The past month Gen Zers across the world have been asking their parents, Have you heard of Kate Bush? The singer, now 63 years old, recently hit number one in the UK music charts, replacing Cher as the oldest woman to do so. A song she first released 37 years ago, “Running Up That Hill,” has captured the hearts of young viewers of Stranger Things, a hit Netflix series set in the 1980s.
Nostalgia for the 1980s and 1990s was already a big thing: witness the success of the TV series Halt and Catch Fire and a recent film adaption of Stephen King’s 1986 horror novel It, not to mention the huge new following the sitcom Friends gained during lockdown. Current fashion even harks back to the period with oversized jackets, pleated baggy pants, vests, crop tops and slinky dresses in dopamine pink and lime green.
As with TV shows, so with language. Gen Zers may be surprised to learn that words they think they’ve coined come from their parents’ generation: fam “close friend” (1996), throw shade “to express contempt” (1990), ship and shipping “to advocate for romance between two people” (1990).
One 1980s expression enjoying a big revival is the ick. Just watch Love Island to see contestants using the ick as an excuse to dump their love interests: “Sometimes when he holds my hand, I feel like it’s my dad holding my hand… I’ve got the ick.” Scroll through TikTok, or rather IckTok, and you can hear what gives people the ick: “He asked me to talk dirty to him in Spanish. I’m Filipino!” “He asked me to say his name. His name was Doug.” “When they’re nose breathing and it makes that whistle sound.”

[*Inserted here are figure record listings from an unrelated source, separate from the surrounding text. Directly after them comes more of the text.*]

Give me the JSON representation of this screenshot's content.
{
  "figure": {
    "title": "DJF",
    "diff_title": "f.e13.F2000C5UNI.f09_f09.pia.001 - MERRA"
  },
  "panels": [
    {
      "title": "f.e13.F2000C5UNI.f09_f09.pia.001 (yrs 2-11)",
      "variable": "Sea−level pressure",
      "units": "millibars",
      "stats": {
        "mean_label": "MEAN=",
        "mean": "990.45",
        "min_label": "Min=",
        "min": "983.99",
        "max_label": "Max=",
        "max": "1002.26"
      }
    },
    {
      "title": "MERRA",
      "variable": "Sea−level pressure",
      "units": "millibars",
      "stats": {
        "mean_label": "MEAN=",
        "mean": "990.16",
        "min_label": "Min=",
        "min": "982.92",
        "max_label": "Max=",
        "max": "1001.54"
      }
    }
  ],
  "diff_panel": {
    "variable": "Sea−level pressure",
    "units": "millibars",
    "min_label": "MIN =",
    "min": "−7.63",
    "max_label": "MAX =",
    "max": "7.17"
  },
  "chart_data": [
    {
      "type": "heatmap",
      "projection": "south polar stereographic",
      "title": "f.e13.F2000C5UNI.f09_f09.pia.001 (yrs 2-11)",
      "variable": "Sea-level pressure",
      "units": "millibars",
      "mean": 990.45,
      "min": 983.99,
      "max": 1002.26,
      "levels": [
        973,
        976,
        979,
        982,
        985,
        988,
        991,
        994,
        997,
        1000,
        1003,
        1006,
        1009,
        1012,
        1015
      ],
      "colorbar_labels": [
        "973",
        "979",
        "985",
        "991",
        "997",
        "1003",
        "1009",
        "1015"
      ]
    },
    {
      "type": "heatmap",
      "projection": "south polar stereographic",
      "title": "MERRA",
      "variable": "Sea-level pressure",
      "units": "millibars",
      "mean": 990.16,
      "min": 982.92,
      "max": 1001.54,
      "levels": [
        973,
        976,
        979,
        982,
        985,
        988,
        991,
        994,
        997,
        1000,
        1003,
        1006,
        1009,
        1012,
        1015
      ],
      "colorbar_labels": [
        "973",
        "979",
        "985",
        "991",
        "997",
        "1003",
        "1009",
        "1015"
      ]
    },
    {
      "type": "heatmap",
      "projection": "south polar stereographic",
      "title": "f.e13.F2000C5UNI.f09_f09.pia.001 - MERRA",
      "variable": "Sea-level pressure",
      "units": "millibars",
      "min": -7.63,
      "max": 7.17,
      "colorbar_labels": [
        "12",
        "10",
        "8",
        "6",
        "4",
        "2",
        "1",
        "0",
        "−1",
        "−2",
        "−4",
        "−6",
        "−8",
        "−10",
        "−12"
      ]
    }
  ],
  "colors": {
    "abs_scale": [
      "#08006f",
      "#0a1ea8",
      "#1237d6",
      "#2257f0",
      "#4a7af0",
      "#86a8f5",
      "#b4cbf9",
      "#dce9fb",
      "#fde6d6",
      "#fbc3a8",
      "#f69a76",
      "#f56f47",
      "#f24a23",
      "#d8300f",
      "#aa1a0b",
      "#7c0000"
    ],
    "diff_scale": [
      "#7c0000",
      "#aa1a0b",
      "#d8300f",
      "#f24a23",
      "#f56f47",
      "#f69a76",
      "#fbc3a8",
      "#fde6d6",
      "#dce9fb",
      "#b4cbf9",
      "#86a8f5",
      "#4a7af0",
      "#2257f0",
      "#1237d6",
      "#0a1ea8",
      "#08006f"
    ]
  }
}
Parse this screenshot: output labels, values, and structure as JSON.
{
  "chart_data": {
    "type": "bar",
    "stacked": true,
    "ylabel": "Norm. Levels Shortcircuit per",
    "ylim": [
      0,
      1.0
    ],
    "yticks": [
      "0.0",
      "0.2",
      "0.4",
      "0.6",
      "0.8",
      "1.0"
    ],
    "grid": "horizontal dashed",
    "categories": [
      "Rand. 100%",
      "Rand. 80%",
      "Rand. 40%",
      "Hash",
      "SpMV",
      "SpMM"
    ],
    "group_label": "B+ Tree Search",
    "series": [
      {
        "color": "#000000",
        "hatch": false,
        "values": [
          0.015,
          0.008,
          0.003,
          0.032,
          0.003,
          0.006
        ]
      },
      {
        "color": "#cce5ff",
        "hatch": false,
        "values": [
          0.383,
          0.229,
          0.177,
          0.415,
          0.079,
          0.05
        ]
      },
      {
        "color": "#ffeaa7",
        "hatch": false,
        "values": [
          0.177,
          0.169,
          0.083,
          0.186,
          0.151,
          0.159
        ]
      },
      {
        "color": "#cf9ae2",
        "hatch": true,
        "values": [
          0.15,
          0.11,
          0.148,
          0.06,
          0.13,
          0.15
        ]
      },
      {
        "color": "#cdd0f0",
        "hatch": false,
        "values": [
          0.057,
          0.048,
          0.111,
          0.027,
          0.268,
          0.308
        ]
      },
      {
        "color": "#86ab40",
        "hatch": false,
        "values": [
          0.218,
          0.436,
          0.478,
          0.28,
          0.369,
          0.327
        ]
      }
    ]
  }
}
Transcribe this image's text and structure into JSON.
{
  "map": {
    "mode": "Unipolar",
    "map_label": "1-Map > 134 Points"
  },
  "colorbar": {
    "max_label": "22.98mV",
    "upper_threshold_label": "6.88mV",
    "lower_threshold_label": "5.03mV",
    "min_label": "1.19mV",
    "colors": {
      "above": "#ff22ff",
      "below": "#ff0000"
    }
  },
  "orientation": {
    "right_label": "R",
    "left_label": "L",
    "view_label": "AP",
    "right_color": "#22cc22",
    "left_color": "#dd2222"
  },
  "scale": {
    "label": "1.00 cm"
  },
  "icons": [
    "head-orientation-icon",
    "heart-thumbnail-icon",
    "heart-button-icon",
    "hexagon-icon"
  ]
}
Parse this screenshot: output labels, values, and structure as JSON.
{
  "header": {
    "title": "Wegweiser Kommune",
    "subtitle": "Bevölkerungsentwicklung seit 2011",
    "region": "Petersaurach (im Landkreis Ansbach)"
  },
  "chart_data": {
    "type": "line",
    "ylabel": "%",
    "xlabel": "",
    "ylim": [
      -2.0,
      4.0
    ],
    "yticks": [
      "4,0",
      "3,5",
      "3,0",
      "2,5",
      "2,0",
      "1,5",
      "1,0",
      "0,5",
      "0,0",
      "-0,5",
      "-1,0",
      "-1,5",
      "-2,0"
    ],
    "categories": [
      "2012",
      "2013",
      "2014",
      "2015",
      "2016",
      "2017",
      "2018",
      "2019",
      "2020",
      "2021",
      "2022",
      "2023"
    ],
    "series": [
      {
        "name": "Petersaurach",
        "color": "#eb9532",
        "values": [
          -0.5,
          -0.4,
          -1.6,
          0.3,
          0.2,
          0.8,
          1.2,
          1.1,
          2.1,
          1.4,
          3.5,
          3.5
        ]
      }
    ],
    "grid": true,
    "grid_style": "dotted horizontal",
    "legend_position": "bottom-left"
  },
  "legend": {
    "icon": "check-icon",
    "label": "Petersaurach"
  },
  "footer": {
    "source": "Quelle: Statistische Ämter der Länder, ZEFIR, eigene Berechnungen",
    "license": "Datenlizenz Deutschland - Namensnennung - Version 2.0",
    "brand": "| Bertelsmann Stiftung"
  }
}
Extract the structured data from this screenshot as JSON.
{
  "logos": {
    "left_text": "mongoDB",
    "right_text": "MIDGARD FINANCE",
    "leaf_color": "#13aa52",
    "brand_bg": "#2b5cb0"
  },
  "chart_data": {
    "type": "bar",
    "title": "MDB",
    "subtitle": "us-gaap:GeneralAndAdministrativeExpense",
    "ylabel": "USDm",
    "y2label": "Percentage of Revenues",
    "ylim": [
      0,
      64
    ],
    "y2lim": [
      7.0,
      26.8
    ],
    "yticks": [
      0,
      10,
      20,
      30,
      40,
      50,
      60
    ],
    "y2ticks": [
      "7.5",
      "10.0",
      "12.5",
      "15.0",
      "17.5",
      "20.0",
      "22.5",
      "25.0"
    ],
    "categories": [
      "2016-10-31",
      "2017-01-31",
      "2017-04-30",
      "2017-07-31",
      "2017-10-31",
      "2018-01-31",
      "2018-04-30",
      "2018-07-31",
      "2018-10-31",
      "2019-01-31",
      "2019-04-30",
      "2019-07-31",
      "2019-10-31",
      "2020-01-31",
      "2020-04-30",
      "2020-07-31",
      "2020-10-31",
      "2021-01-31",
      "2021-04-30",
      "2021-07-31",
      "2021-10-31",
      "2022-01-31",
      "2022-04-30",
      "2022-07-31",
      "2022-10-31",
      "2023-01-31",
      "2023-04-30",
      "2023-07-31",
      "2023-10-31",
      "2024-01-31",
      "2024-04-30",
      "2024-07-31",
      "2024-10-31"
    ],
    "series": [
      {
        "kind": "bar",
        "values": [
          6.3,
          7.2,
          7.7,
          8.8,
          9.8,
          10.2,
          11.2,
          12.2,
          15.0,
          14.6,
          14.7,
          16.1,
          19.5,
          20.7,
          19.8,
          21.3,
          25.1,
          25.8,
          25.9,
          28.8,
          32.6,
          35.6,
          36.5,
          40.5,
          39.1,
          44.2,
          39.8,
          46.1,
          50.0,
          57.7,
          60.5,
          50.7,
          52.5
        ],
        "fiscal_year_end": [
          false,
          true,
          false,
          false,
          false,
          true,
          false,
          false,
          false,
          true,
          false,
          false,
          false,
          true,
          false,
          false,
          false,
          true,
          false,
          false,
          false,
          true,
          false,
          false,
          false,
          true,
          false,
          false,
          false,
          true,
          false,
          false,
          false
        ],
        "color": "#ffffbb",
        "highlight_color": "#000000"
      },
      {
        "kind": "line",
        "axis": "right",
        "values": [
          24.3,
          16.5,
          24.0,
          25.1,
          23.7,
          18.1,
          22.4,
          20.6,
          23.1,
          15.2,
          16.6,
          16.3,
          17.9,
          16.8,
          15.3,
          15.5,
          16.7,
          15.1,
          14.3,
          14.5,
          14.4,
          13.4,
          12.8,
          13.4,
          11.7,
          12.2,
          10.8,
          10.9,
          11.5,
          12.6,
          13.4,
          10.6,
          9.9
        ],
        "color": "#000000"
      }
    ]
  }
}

The ick refers to the sudden feeling you get when a new romantic partner does or says something that repulses you in a way that instantly turns you off them for good. It’s usually something trivial, or simply a gut feeling you can’t ignore. But you can never look at them in the same way again. The ick factor never lies. Once you “get the ick” or “catch the ick,” there’s no going back.
The ick factor first appeared in the American Newsweek magazine in 1979. In the 1980s, the expression was used interchangeably with “the yuck factor” for any generic feeling of repulsion. In the 1990s, its meaning narrowed to refer specifically to romantic scenarios. The sitcom Friends devoted an episode to “The One With the Ick Factor” in which Monica sleeps with a handsome young virgin who later admits he is still in high school. When Monica finds out his age, she is instantly repulsed and has to end it.
As a linguist, I wonder which linguistic gems of the 1980s and 1990s might be next—netiquette, dissing, shit-stirrer, cred, def, jacksquat, dweeb, chill pill or ratpack? And when will parents be asked: “Have you heard of Milli Vanilli?”